## Neural Computation

In this letter, we analyze a two-stage cluster-then-*l*^{1}-optimization approach for sparse representation of a data matrix, which is also a promising approach for blind source separation (BSS) in which fewer sensors than sources are present. First, sparse representation (factorization) of a data matrix is discussed. For a given overcomplete basis matrix, the corresponding sparse solution (coefficient matrix) with minimum *l*^{1} norm is unique with probability one, which can be obtained using a standard linear programming algorithm. The equivalence of the *l*^{1}—norm solution and the *l*^{0}—norm solution is also analyzed according to a probabilistic framework.
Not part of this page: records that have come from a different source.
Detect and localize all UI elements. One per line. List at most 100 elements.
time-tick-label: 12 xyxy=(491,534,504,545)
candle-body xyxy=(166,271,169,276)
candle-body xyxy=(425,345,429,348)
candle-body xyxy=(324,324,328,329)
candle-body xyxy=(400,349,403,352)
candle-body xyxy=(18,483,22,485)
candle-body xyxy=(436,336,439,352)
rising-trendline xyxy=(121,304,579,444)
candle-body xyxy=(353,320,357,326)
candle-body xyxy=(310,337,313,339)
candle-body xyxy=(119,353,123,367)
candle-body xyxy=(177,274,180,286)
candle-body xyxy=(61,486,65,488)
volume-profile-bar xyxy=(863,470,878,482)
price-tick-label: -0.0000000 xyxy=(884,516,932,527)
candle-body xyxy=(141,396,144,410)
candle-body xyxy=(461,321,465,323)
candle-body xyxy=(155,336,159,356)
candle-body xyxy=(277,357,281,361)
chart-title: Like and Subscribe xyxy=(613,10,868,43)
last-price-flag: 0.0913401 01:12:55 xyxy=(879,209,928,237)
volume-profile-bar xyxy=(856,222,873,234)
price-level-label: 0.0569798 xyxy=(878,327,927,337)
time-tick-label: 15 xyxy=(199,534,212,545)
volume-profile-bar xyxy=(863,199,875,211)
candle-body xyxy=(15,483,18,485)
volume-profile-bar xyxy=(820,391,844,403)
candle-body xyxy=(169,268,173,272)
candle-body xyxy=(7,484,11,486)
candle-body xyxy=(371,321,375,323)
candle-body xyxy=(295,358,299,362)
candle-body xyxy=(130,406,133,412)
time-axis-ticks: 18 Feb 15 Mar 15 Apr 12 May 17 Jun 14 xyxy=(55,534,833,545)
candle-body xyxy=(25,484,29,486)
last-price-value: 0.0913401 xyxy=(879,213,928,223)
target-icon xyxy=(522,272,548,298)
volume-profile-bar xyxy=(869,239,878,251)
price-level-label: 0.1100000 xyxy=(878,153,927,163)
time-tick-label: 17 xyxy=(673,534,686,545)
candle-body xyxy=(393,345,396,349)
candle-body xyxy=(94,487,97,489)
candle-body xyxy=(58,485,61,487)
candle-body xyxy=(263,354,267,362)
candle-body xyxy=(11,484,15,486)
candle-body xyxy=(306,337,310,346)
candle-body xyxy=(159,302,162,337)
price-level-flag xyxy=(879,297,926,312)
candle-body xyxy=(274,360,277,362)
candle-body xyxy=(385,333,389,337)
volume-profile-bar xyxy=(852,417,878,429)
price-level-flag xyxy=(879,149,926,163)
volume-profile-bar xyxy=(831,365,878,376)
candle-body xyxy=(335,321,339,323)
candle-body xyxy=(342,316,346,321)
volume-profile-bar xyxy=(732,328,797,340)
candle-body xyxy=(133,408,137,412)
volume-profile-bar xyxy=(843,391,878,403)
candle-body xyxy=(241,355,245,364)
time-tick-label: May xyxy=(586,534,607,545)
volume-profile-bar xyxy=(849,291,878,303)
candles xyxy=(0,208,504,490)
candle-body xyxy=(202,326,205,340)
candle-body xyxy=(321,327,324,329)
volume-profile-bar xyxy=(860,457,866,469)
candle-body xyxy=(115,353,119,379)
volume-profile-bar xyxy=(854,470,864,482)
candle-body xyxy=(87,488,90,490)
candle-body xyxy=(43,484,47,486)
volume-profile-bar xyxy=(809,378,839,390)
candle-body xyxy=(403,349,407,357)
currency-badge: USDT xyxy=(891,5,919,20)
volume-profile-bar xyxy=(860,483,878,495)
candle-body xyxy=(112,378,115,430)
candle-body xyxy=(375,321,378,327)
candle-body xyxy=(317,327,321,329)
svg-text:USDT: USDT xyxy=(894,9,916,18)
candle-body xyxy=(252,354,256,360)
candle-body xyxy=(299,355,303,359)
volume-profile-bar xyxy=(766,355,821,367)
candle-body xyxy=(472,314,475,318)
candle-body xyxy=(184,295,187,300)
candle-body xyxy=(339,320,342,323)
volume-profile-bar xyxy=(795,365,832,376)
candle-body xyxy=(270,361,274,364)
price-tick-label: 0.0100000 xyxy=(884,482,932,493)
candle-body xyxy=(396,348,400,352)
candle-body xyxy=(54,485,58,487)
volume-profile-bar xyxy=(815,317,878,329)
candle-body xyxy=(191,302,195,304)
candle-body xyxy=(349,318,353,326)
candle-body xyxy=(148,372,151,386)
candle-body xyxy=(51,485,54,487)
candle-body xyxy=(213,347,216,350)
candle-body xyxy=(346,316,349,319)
If the obtained *l*^{1}—norm solution is sufficiently sparse, then it is equal to the *l*^{0}—norm solution with a high probability. Furthermore, the *l*^{1}—norm solution is robust to noise, but the *l*^{0}—norm solution is not, showing that the *l*^{1}—norm is a good sparsity measure. These results can be used as a recoverability analysis of BSS, as discussed. The basis matrix in this article is estimated using a clustering algorithm followed by normalization, in which the matrix columns are the cluster centers of normalized data column vectors. Zibulevsky, Pearlmutter, Boll, and Kisilev (2000) used this kind of two-stage approach in underdetermined BSS. Our recoverability analysis shows that this approach can deal with the situation in which the sources are overlapped to some degree in the analyzed domain and with the case in which the source number is unknown. It is also robust to additive noise and estimation error in the mixing matrix. Finally, four simulation examples and an EEG data analysis example are presented to illustrate the algorithm’s utility and demonstrate its performance.